Balancing Scientific Progress With Pediatric Protections: No Direct Benefit Now, But Potential Novel Therapy in the Future
Published in The American Journal of Bioethics, 2020
Susannah W. Lee, Jessica C. Ginsberg
Generally, investigators who study new drugs must submit an IND application and receive approval from the U.S. Food and Drug Administration (Center for Drug Evaluation and Research 2015).
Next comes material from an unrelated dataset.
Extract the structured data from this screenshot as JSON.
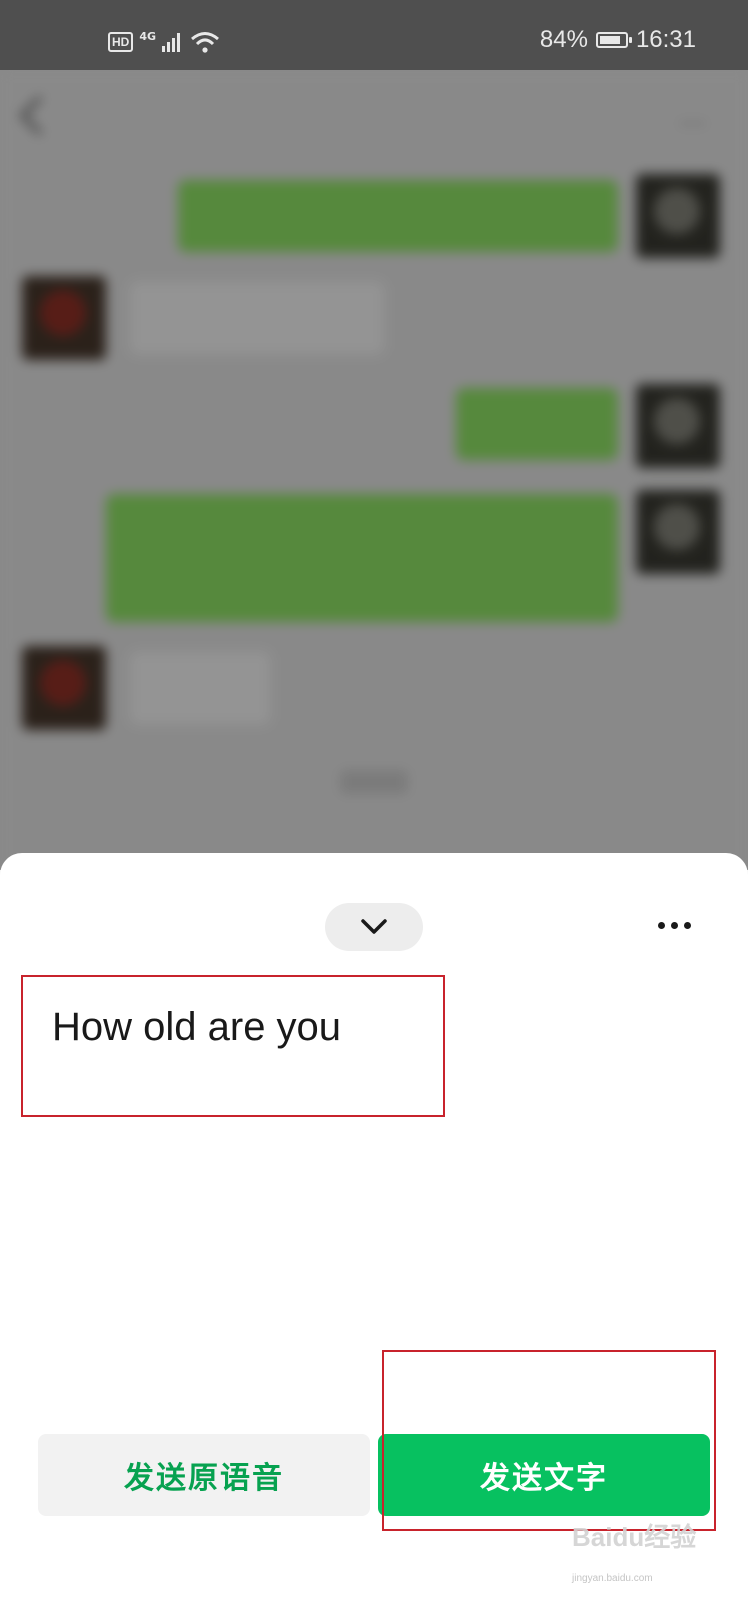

However, clinical investigations of already FDA approved drugs may be exempt from IND requirements if all criteria for an exemption per 21 CFR §312.2(b) are met, which are (1) the drug is lawfully marketed in the U.S.; (2) the investigator does not intend to report to FDA for a new indication or significant change in labeling, or (3) advertising; (4) the investigation does not involve a route of administration, dose, patient population, or other factor that significantly increases the associated risk; (5) the investigation complies with informed consent requirements and the IRB process; and (6) the investigation does not promote the drug as safe or effective for the purposes for which it is under investigation (Food and Drug Administration 2019, 21 CFR §312.2(b)).